Would we demand, ‘transit to schedule!’
Bravo! I especially like the transcontinental Railway.
The people I have met driving buses, for example, do their best.
Well said, Aram. Just one refinement: The buses are actually the most deeply subsidized component of the system, covering only about 25% of their costs compared to about 50% for the rail components, including commuter rail. Also, the challenge is not an engineering challenge, like going to the moon. It is a political challenge — harder.
I don’t understand why, where the Orange and Red lines can run at all, they can’t run every 4-5 minutes. Switching points to shift a train from one track to another takes a matter of seconds, as I understand it, and a six-car train doesn’t need much time to stop and reverse, particularly when empty.
Not sure on this. More frequent trains do require more drivers though.
Hmm. long standing structural and management problems, disinvestment, underfunding, high debt service, pension funding problems, taxpayers not willing to pay higher taxes to fund the T. The MBTA now looks like a poster child for chapter 9 bankruptcy to keep going. We’ll see how well a bankruptcy judge runs the T in light of a court order to extend the system (well that was another court).
Once again, Will, you so effectively provide us with Important information.
Mille Grazie, Anne
By the way I wanted to congratulate on your recent award.

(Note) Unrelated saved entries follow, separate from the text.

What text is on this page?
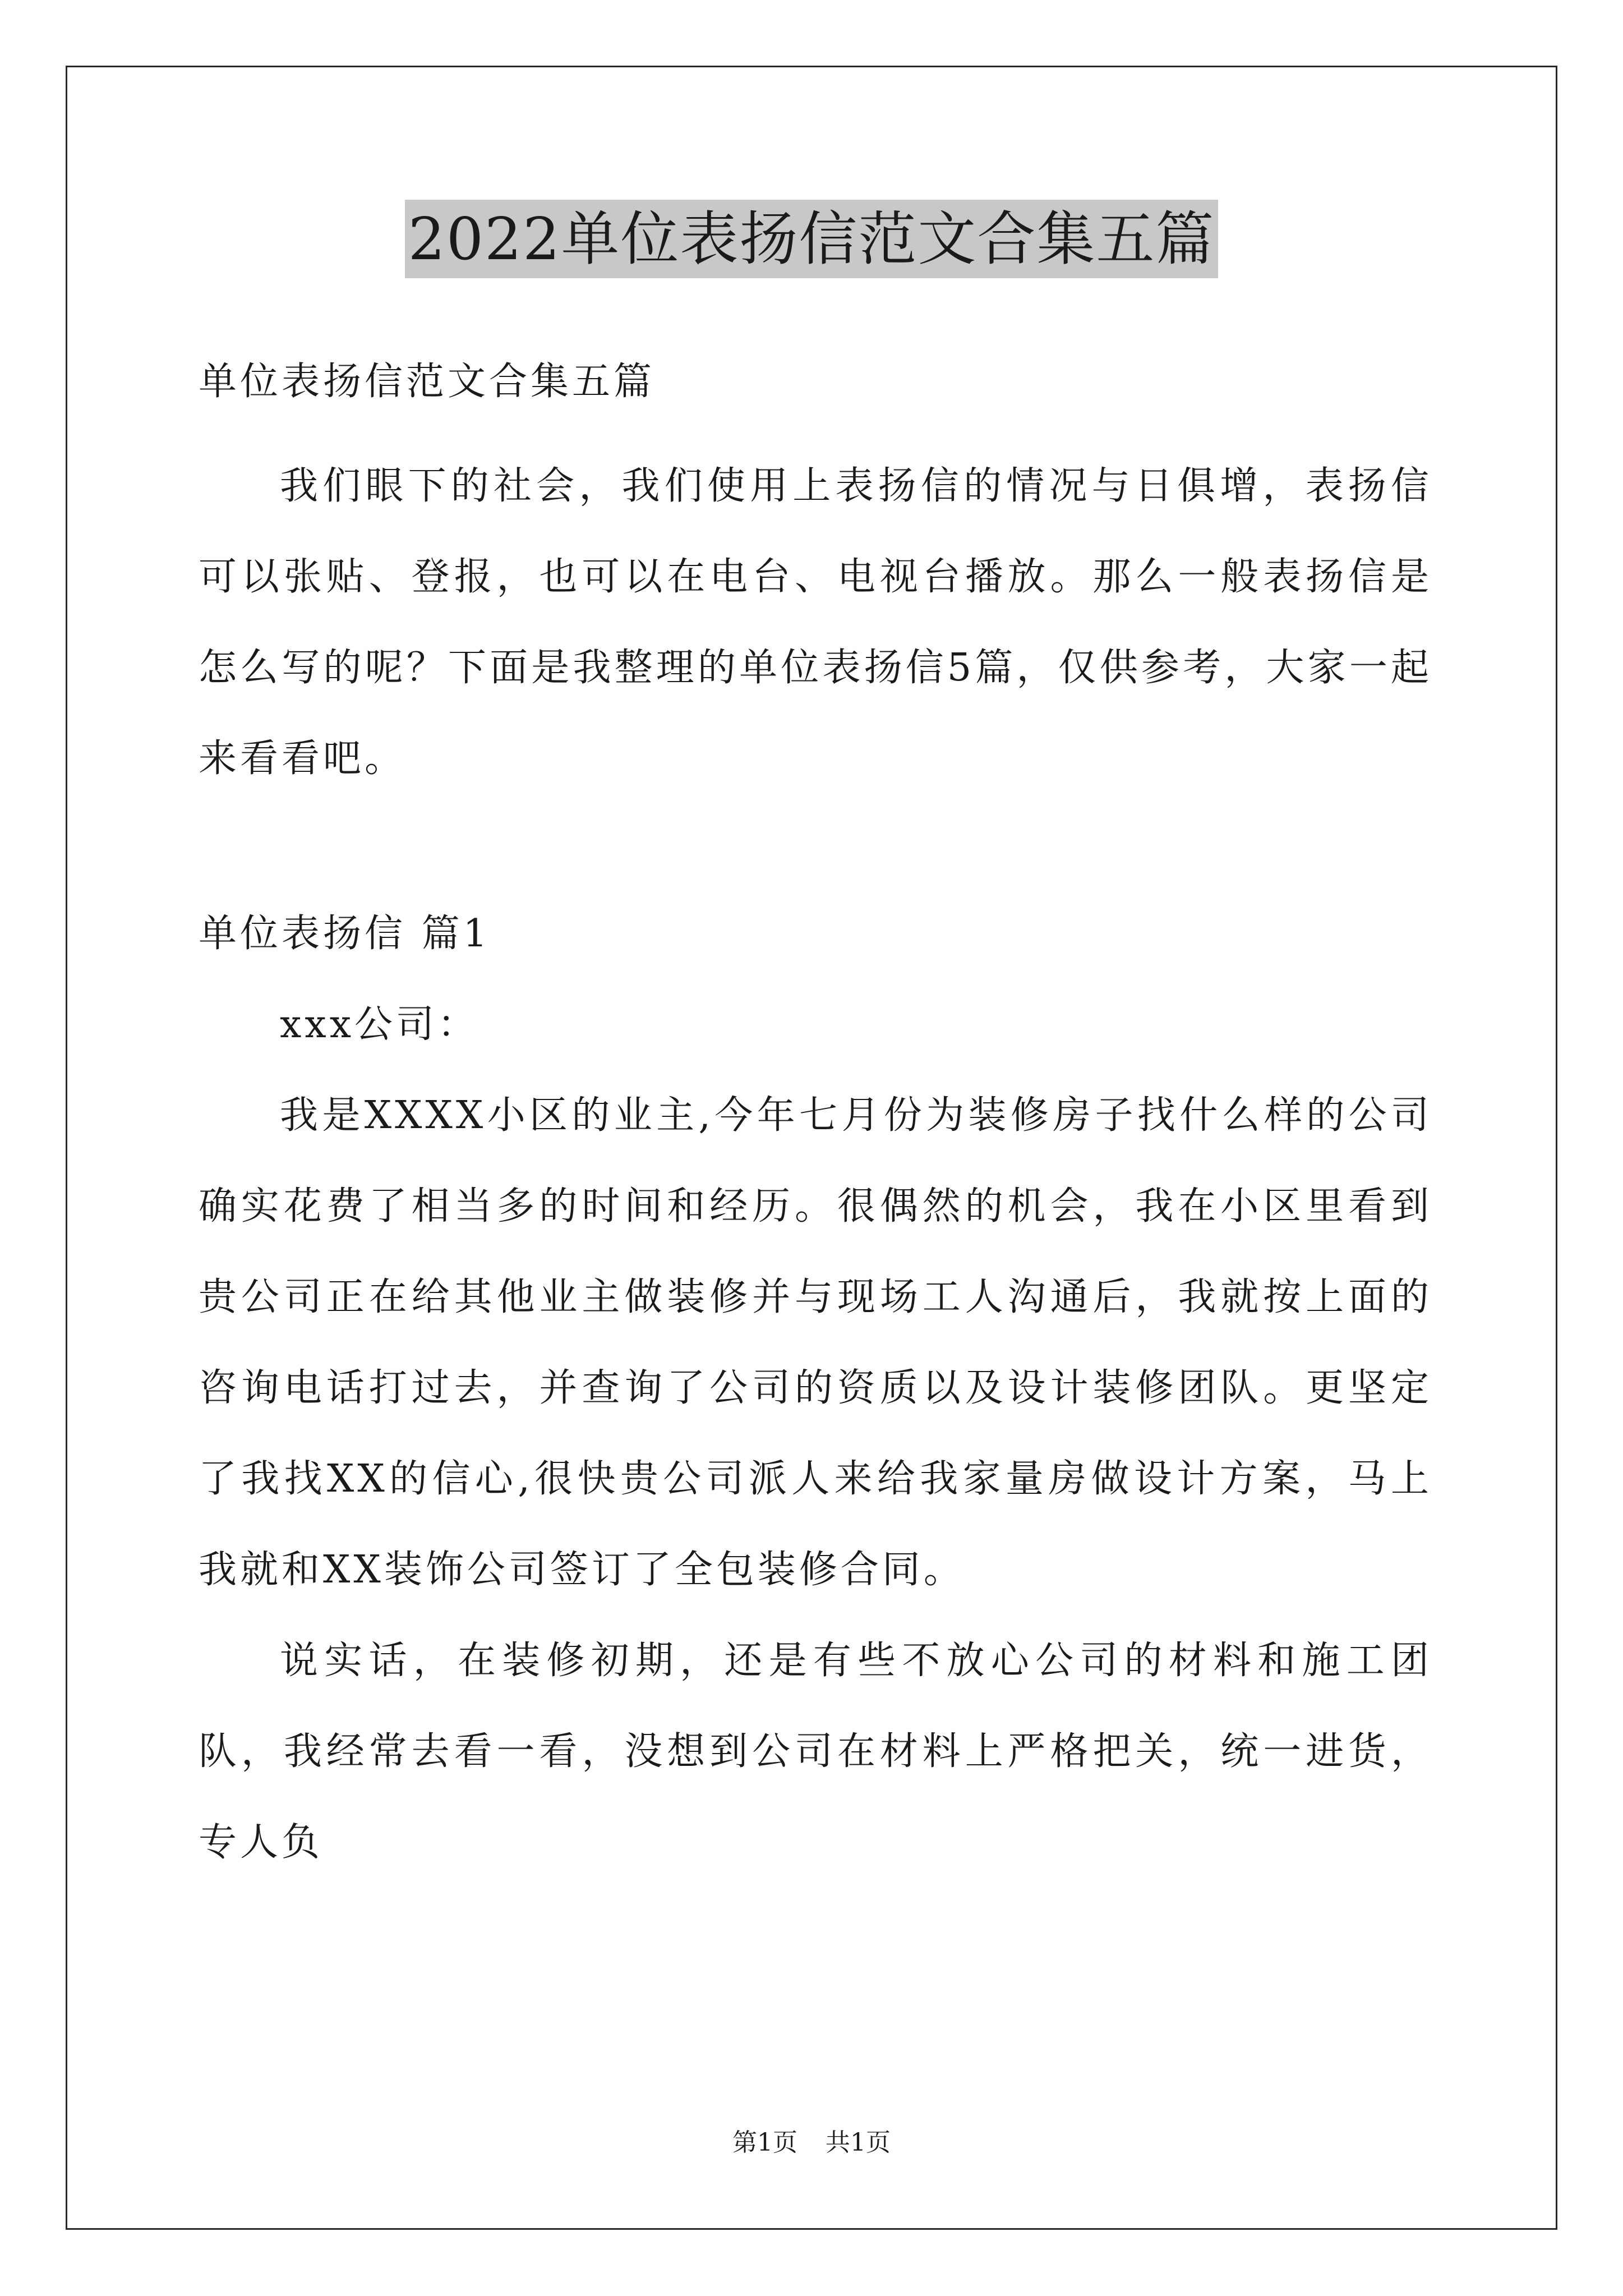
2022单位表扬信范文合集五篇

单位表扬信范文合集五篇

我们眼下的社会，我们使用上表扬信的情况与日俱增，表扬信可以张贴、登报，也可以在电台、电视台播放。那么一般表扬信是怎么写的呢？下面是我整理的单位表扬信5篇，仅供参考，大家一起来看看吧。

单位表扬信 篇1

xxx公司：

我是XXXX小区的业主,今年七月份为装修房子找什么样的公司确实花费了相当多的时间和经历。很偶然的机会，我在小区里看到贵公司正在给其他业主做装修并与现场工人沟通后，我就按上面的咨询电话打过去，并查询了公司的资质以及设计装修团队。更坚定了我找XX的信心,很快贵公司派人来给我家量房做设计方案，马上我就和XX装饰公司签订了全包装修合同。

说实话，在装修初期，还是有些不放心公司的材料和施工团队，我经常去看一看，没想到公司在材料上严格把关，统一进货，专人负

第1页 共1页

It would be interesting for someone to do a spatial analysis to find the correlations between length of T service outage and neighborhood-level poverty. That might explain why the B-, E-, and southern portion of the Red lines are taking so long.
Thanks for keeping us updated.
I think it’s just the amount of exposure on those lines — the B got buried in street snow.
Can you say Receivership? End the bloat and political corruption. Loose the board of directors who seem to be answerable to no one, not the governor nor the taxpayers. Of course the stock answer will be “We need more money!” As long as the system is run by hacks there will never be enough money. This is disgraceful.
I hear your frustration, but at this point, the T really is not run by hacks. It wouldn’t solve the problem, but you’d feel better about the people if you met them.